NDP calls out Liberals’ ‘lack of leadership’ on HIV response
According to the federal NDP, the Liberal government has displayed a “lack of leadership” when it comes to meeting HIV targets across the country.
In a statement issued Tuesday, NDP health critic Don Davies noted the funding boost by the Liberals still falls short of the $100 million the 18-organization health coalition campaigned for ahead of the conference. The additional funds are still below the 2003 and 2019 bipartisan recommendations for an annual federal allocation of $100 million to fight HIV/AIDS.
Davies warned that the number of HIV infections is growing worldwide. At the same time, access to treatment is slowing. Even starker, the Public Health Agency of Canada says that since 2018, nearly $125 million committed by the federal government to HIV/AIDS has not been spent.
Davies panned the government’s hundreds of visa denials that prevented both delegates and researchers from attending last week’s conference in Montreal, saying the decision “left out critical voices from countries most affected by HIV/AIDS from a vital conversation.”
“We cannot take a serious role in eliminating the spread of this disease without including the experts who are at the forefront of this fight,” Davies said in the release.
“Worse, Canada’s refusal to grant visas to many people from Africa has sent a message of race-based decision making that brings shame to our international reputation,” he added. “The absurd length of time taken by Canadian immigration authorities to make decisions for a conference called well in advance is incompetent at best, and disgraceful at worst.”
‘Activism is a legacy of the AIDS movement’
The biggest news out of the conference focused on the number of new HIV infections recorded around the world in 2021 — 1.5 million — exceeded the United Nations global targets by 500,000 people.
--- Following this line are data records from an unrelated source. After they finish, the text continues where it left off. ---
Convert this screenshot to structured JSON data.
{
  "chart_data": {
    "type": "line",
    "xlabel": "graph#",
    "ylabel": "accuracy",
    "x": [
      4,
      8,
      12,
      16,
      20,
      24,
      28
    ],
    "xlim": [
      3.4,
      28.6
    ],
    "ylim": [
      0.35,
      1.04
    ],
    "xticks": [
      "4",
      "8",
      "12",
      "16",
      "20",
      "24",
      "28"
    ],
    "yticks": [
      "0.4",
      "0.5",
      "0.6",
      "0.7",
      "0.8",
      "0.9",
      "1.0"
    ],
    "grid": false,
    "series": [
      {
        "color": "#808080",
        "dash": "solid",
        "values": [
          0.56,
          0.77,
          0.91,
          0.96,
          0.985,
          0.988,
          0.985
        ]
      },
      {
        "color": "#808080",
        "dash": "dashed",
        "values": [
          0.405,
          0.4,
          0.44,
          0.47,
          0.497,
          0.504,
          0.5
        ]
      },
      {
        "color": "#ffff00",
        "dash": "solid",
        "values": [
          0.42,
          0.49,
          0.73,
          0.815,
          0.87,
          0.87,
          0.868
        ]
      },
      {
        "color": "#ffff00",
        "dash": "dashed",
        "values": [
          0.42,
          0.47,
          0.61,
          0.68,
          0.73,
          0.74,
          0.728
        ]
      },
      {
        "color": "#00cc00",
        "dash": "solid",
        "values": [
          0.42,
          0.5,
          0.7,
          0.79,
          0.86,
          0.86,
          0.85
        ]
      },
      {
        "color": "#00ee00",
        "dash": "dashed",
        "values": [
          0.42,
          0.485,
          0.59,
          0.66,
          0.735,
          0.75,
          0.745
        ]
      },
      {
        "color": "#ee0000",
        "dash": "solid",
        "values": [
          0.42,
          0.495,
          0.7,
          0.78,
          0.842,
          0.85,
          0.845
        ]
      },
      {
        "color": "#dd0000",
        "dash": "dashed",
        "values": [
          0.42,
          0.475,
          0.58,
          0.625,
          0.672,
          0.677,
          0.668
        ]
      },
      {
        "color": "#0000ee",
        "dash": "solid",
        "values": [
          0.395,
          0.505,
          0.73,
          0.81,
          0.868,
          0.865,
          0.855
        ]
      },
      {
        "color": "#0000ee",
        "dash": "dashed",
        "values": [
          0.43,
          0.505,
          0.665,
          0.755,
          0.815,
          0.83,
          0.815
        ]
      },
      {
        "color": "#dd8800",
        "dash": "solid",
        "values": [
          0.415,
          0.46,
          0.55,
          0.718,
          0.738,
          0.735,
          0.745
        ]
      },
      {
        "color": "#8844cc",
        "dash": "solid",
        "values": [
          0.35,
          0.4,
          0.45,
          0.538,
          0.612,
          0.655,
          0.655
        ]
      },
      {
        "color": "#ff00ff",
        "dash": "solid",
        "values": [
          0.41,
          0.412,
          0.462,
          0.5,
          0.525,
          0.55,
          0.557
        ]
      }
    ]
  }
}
Even starker, data shows that every two minutes, a young woman acquires HIV. Not only that, but one person dies of an AIDS-related illness every minute around the world.
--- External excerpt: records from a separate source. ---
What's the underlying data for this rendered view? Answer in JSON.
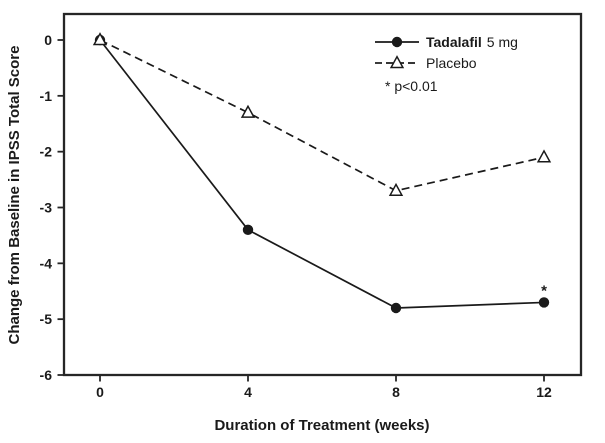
{
  "chart_data": {
    "type": "line",
    "x": [
      0,
      4,
      8,
      12
    ],
    "x_ticks": [
      0,
      4,
      8,
      12
    ],
    "y_ticks": [
      0,
      -1,
      -2,
      -3,
      -4,
      -5,
      -6
    ],
    "xlim": [
      -1,
      13
    ],
    "ylim": [
      -6,
      0.47
    ],
    "series": [
      {
        "name": "Tadalafil 5 mg",
        "values": [
          0,
          -3.4,
          -4.8,
          -4.7
        ],
        "line_style": "solid",
        "marker": "filled-circle",
        "color": "#1a1a1a"
      },
      {
        "name": "Placebo",
        "values": [
          0,
          -1.3,
          -2.7,
          -2.1
        ],
        "line_style": "dashed",
        "marker": "open-triangle",
        "color": "#1a1a1a"
      }
    ],
    "title": "",
    "xlabel": "Duration of Treatment (weeks)",
    "ylabel": "Change from Baseline in IPSS Total Score",
    "grid": false,
    "legend_position": "top-right-inside",
    "annotation": {
      "text": "*",
      "x": 12,
      "y": -4.5
    }
  },
  "legend": {
    "items": [
      {
        "label_primary": "Tadalafil",
        "label_secondary": "5 mg",
        "marker": "filled-circle-icon",
        "line": "solid"
      },
      {
        "label_primary": "Placebo",
        "label_secondary": "",
        "marker": "open-triangle-icon",
        "line": "dashed"
      }
    ],
    "note": "* p<0.01"
  },
  "colors": {
    "ink": "#1a1a1a",
    "border": "#262626",
    "background": "#ffffff"
  }
}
Jollimore noted that a colleague, who was attending the conference for the first time, was impressed with how much activism took centre stage during the conference.
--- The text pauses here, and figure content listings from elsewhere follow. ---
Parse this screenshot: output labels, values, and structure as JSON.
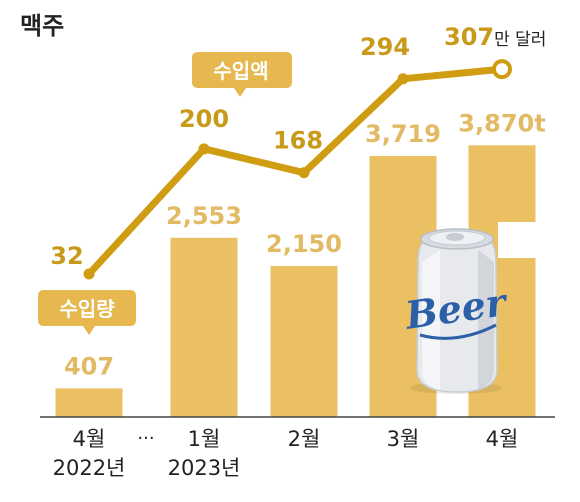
{
  "chart_data": {
    "type": "bar+line",
    "title": "맥주",
    "categories": [
      {
        "month": "4월",
        "year": "2022년"
      },
      {
        "month": "1월",
        "year": "2023년"
      },
      {
        "month": "2월",
        "year": ""
      },
      {
        "month": "3월",
        "year": ""
      },
      {
        "month": "4월",
        "year": ""
      }
    ],
    "gap_marker": "···",
    "bar_series": {
      "name": "수입량",
      "values": [
        407,
        2553,
        2150,
        3719,
        3870
      ],
      "labels": [
        "407",
        "2,553",
        "2,150",
        "3,719",
        "3,870t"
      ]
    },
    "line_series": {
      "name": "수입액",
      "values": [
        32,
        200,
        168,
        294,
        307
      ],
      "labels": [
        "32",
        "200",
        "168",
        "294",
        "307"
      ],
      "last_label_unit": "만 달러"
    },
    "can_text": "Beer",
    "colors": {
      "bar": "#ebc063",
      "bar_label": "#e2ba63",
      "line": "#d09c12",
      "line_label": "#c99a1a",
      "badge": "#e6b84f",
      "axis": "#444444",
      "text": "#222222"
    }
  }
}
“Activism is a legacy of the AIDS movement,” he said. “It’s one of the health issues that is very political and has resulted in a lot of activism, and you see that that’s alive and well.”
The conference was not without controversy, after the Government of Canada denied hundreds of registered delegates set to attend the conference from entering Canada, presumably due to their HIV-positive status.
Organizers of the international AIDS conference responded by sending a letter to Trudeau expressing their disappointment in the government’s decision to prevent delegates from entering Canada.
“Excluding these delegates, who hail from the communities and countries most affected by HIV, is a blow to the global HIV community’s efforts to bring the HIV response back on track,” the letter reads.
When it comes to future international AIDS conferences, Jollimore suggests the organizers take a close look at the visa policies of the host country to make sure “everybody has the same expectations around who will be allowed at the conference.”
“If the host country can’t meet those expectations, then they shouldn’t be selected,” he added.
August 4, 2022 – Editor’s note: This article originally stated that “Minister of Health Jean-Yves Duclos did not announce his appearance until the fourth day of the conference, after days of concern from researchers, activists, and conference delegates that no representative of the federal government would attend the international event.” However this was untrue. Minister Duclos was scheduled to participate in the event since the start of the conference. That line has now been removed and the piece has been updated.